Read through all chapters of the sections that will be covered in the EMT textbook to familiarize yourself with the content.
Read the information a second time, paying attention to the details.
Make highlights and notes in your book or in a notebook.
While it may be tempting to take the EMT test as soon as you have completed the educational requirements, this can often be a mistake, since failing it repeatedly can result in remediation and/or additional education requirements. Candidates are given six chances to pass the EMT cognitive examination. After three failed attempts, though, they must submit official documentation that verifies they have completed remedial training completed by an approved instructor or taken a course accredited by the Commission on Accreditation for Pre-Hospital Continuing Education (CAPCE) . Candidates then have an additional three attempts to pass; if they still have not passed, they are required to repeat the entire EMT course.

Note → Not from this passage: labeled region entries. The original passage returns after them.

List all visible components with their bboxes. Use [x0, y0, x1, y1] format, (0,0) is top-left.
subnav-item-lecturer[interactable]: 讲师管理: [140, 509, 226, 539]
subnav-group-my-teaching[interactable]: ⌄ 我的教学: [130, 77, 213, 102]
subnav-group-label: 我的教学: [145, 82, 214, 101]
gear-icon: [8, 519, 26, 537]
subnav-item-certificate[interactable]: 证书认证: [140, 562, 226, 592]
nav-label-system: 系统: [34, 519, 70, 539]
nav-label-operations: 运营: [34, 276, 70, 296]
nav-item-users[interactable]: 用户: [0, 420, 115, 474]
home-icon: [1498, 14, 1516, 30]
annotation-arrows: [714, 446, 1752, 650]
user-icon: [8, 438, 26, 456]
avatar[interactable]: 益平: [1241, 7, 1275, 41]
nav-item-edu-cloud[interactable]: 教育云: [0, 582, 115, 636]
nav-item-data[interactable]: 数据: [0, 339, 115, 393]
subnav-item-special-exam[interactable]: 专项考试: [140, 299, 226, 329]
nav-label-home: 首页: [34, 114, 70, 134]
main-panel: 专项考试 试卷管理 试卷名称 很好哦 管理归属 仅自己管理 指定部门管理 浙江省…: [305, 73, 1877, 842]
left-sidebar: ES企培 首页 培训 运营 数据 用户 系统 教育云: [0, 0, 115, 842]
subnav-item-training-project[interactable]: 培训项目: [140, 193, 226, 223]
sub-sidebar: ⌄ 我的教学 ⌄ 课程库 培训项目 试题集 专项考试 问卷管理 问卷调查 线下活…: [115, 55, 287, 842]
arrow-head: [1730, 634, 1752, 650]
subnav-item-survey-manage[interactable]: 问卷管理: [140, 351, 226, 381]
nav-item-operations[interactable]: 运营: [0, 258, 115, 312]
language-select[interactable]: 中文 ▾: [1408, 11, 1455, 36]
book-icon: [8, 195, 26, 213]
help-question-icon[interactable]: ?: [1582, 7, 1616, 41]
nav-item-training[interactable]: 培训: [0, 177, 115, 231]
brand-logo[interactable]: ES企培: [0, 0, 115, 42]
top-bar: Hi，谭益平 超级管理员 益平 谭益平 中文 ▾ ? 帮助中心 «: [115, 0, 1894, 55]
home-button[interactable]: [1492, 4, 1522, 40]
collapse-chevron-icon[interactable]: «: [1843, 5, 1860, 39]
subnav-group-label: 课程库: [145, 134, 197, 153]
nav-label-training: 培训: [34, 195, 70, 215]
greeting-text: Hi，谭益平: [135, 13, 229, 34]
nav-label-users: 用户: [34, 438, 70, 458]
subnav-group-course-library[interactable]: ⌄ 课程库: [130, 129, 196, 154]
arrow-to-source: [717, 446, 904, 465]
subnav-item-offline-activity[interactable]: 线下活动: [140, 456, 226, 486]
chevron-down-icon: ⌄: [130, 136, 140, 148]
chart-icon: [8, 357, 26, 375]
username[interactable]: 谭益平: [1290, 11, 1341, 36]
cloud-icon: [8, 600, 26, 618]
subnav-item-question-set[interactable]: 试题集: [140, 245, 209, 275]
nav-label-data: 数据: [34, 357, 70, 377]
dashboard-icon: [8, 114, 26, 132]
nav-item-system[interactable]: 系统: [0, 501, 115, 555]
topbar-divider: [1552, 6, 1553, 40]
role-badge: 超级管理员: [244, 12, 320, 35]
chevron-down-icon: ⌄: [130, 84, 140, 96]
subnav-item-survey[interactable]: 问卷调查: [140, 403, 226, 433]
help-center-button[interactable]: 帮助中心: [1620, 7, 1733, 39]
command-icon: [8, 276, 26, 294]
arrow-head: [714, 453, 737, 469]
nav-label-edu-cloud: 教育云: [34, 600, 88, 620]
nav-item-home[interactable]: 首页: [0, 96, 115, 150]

Given these policies, examinees cannot waste any opportunity to take the test. It is worth taking some time to review existing study materials and practice tests before scheduling your exam to make sure you know everything required.
Like many other clinical exams, the EMT exam covers a comprehensive variety of patient care topics and clinical knowledge. Essentially, this content is not something that can be learned in a few cramming sessions. It is built upon completion of the required education and ample studying before taking the test. It’s always a great idea to create a study plan for the weeks leading up to the test that allows for plenty of time to brush up on all of the required information. This process will help you perform far better than if you try to cram everything in a few days before the test.
Some of the questions on the EMT exam can be complex. It’s crucial that you read through them carefully so that you know exactly what information is being requested in the answer. While some individuals tend to rush through the questions because it is a timed test, it’s important to remember that it is computer-adaptive, so the better you perform on each question, the shorter the exam will be. Therefore, it’s often better to take your time and read through each question several times than it is to rush and answer as many as you can.
The EMT test has an $80 application fee, which must be paid each time an applicant registers for the cognitive skills portion of the test.
You must be at least 18-years-old to take the EMT test. Applicants must also have completed an approved EMT training course within the previous two years of their test date.
Yes, you can cancel or reschedule your exam at least 24 hours before your testing time by calling 866-673-6896 (M-F, 7 am-7 pm CST) or logging into your account. The fee to cancel or reschedule is $25.00, with an additional $10.00 fee if you reschedule or cancel by phone. If you do not cancel on time or do not show up on the day of your scheduled exam, you will have to re-register and pay additional application fees.
Usually, examination results will be posted to your National Registry account within two business days of completing your exam.